J’en arrive à ma conclusion. Mes chers collègues, l’économie générale de l’accord national a été préservée, aussi bien dans le projet de loi initial que dans le texte qui nous a été transmis par l’Assemblée nationale.
Il nous appartient, désormais, de poursuivre sur cette voie. Nous avons, me semble-t-il, une belle responsabilité, celle d’inscrire dans la loi une volonté de mouvement impulsée par les partenaires sociaux, au service de l’emploi.
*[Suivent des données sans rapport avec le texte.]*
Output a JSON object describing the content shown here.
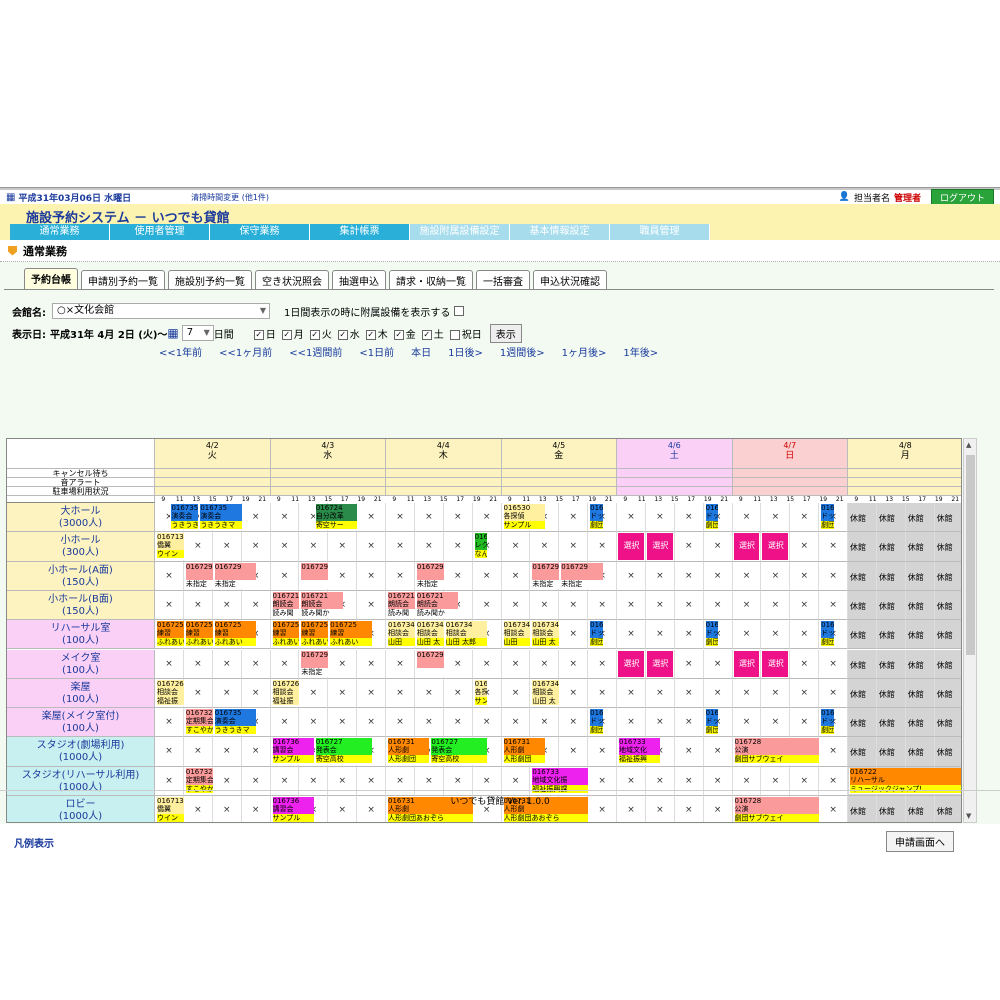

Chaque fois que notre assemblée s’attache à renforcer les conditions nécessaires au développement de l’emploi, nous pouvons avoir la certitude, que je sais partagée sur toutes les travées de cet hémicycle, qu’elle répond à l’attente prioritaire de nos concitoyens. (Bravo ! et applaudissements sur les travées du groupe socialiste et du groupe écologiste, ainsi que sur certaines travées du RDSE.)
(M. Jean-Pierre Raffarin remplace M. Jean-Claude Carle au fauteuil de la présidence.)